Références à l’histoire de l’art chez Paul Collins

Pour l’exposition Mime, Paul Collins a produit l’ensemble History of modern art, qui rassemble différentes peintures se référant aux ouvrages qui ont marqué sa formation artistique, débutée dans les années 1970 à l’école d’art de Toronto, puis en tant que photograveur.

-- History of Modern Art

Quatre de ses toiles reproduisent les pages de l’ouvrage History of Modern Art (p. 249, p.344, p.617, p. 624) un livre écrit par H. H. Arnason*, qui a été la référence pour nombre d’étudiant.e.s en école d’art dans les années 1970 en Amérique du Nord. Cet ouvrage retrace une histoire de l’art occidental, depuis la Révolution française jusqu’aux années 1960. Sur ses toiles, Paul Collins représente le texte des pages par des bandes moirées. Les images du livre restent quant à elles reconnaissables.

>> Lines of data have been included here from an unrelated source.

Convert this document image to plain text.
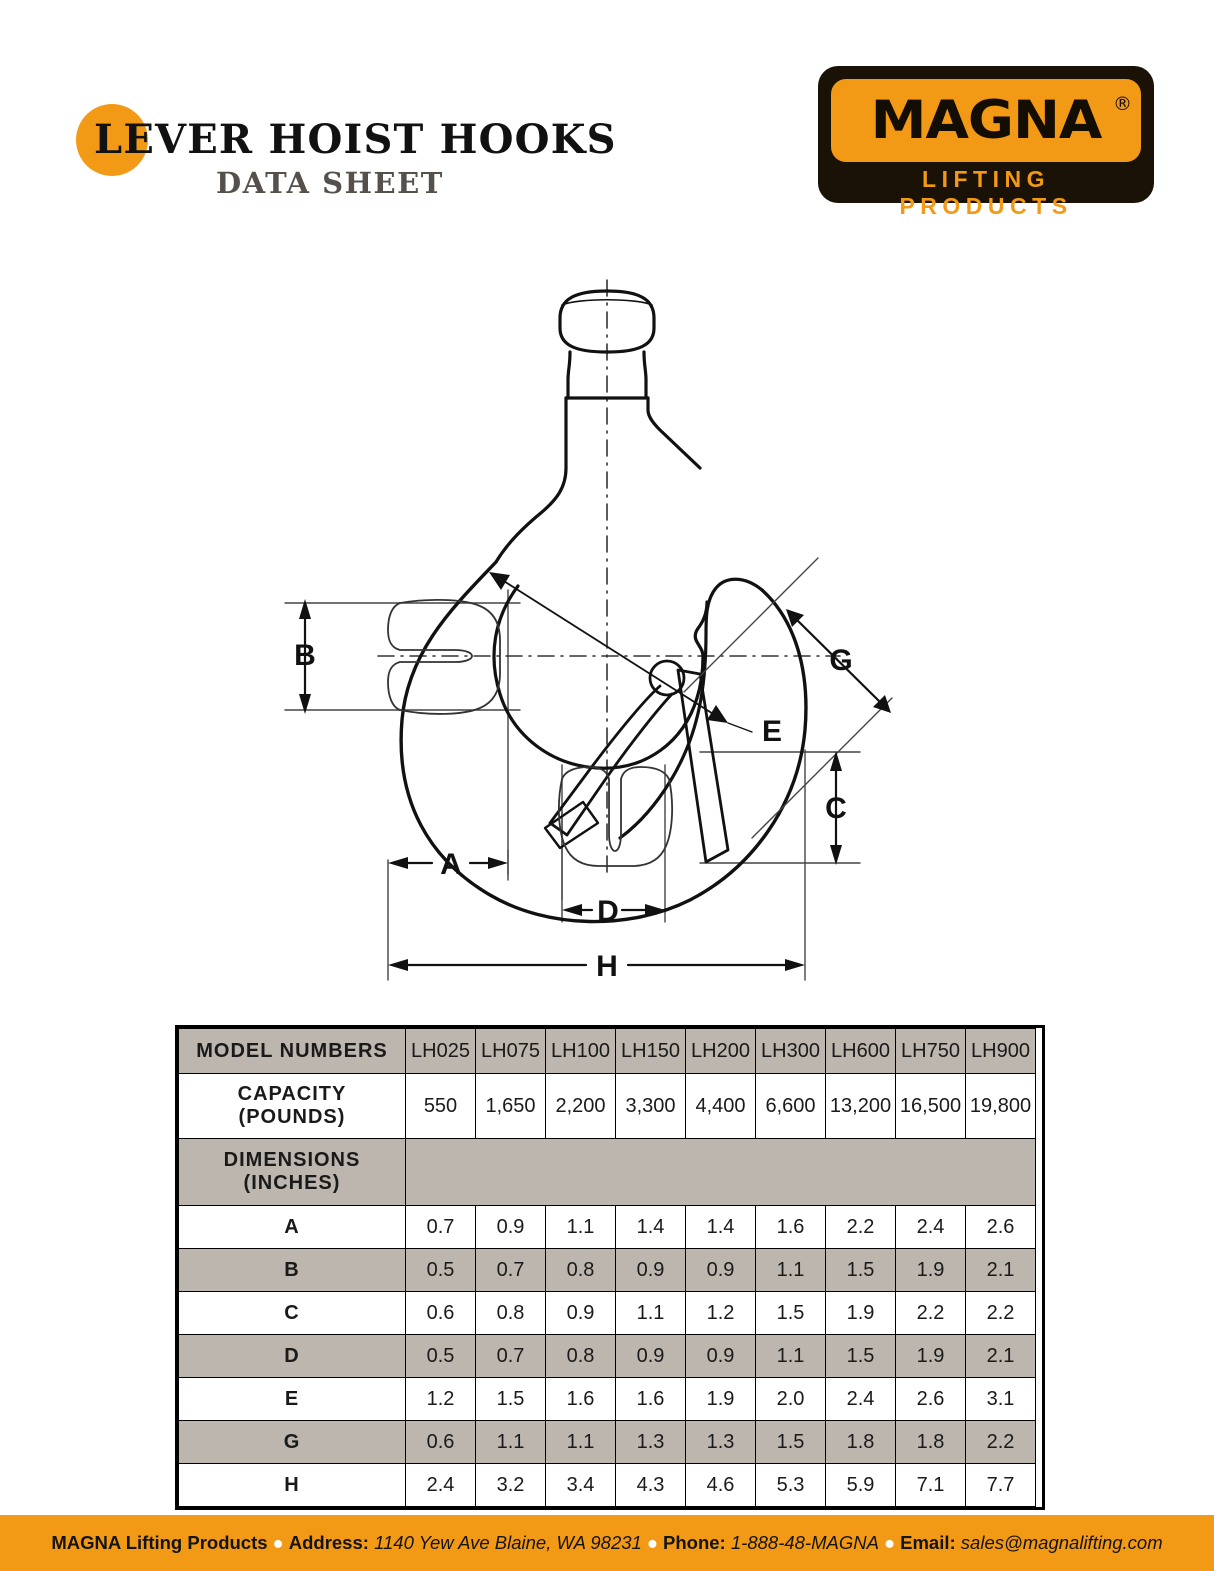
LEVER HOIST HOOKS
DATA SHEET
MAGNA ®
LIFTING PRODUCTS
B	G
E
C
A
D
H
MODEL NUMBERS	LH025	LH075	LH100	LH150	LH200	LH300	LH600	LH750	LH900

CAPACITY
(POUNDS)	550	1,650	2,200	3,300	4,400	6,600	13,200	16,500	19,800

DIMENSIONS
(INCHES)									

A	0.7	0.9	1.1	1.4	1.4	1.6	2.2	2.4	2.6
B	0.5	0.7	0.8	0.9	0.9	1.1	1.5	1.9	2.1
C	0.6	0.8	0.9	1.1	1.2	1.5	1.9	2.2	2.2
D	0.5	0.7	0.8	0.9	0.9	1.1	1.5	1.9	2.1
E	1.2	1.5	1.6	1.6	1.9	2.0	2.4	2.6	3.1
G	0.6	1.1	1.1	1.3	1.3	1.5	1.8	1.8	2.2
H	2.4	3.2	3.4	4.3	4.6	5.3	5.9	7.1	7.7
MAGNA Lifting Products ● Address: 1140 Yew Ave Blaine, WA 98231 ● Phone: 1-888-48-MAGNA ● Email: sales@magnalifting.com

Les œuvres que l’on peut reconnaître dans cette série sont notamment :

-- Marcel Duchamp (1887-1968), 3 Stoppages-étalon, 1913-64, trois morceaux de ficelle d’un mètre chacun, toile peinte, 28 x 129 x 23 cm chaque panneau

-- Hans Arp (1886-1966), Trois objets désagréables sur une figure, 1930, bronze, 21.5 x 36.5 x 26 cm

-- Ludwig Mies van der Rohe (1886-1969) et Lilly Reich (1885-1947), Fauteuil Barcelona, 1929

-- Ellsworth Kelly (1923-2015), Derrière le miroir n°149, 1964, lithographie, 38 x 27 cm

-- Bridget Riley (1931), Drift 2, 1966, peinture émulsion sur toile, 232.41 x 227.33 cm

Ces différent.e.s artistes sont représentatif.ve.s des mouvements d’avant-garde qui se sont succédés au XXe siècle en Europe et aux États-Unis. Icône des avant-gardes européennes, Marcel Duchamp a côtoyé les mouvements du cubisme, du futurisme, du dadaïsme, etc. Dans son œuvre, il cherche à s’affranchir des normes de l’art. Hans Arp côtoie les mêmes cercles artistiques, il est à l’origine du mouvement dada à Zurich en 1916. Reproduit sur une toile de Paul Collins, le fauteuil Barcelona a été dessiné par Mies van der Rohe et Lilly Reich, membres de l’École du Bauhaus. Il fait partie des créations emblématiques du mobilier moderne au XXe siècle. Une autre toile fait référence à Ellsworth Kelly dont l’œuvre est associée à l’histoire de l’art abstrait américain de la seconde moitié du XXe siècle. Enfin, on identifie une œuvre de Bridget Riley, artiste anglaise de l’art cinétique – Op Art – des années 1960, mouvement d’expérimentation autour des effets d’optique.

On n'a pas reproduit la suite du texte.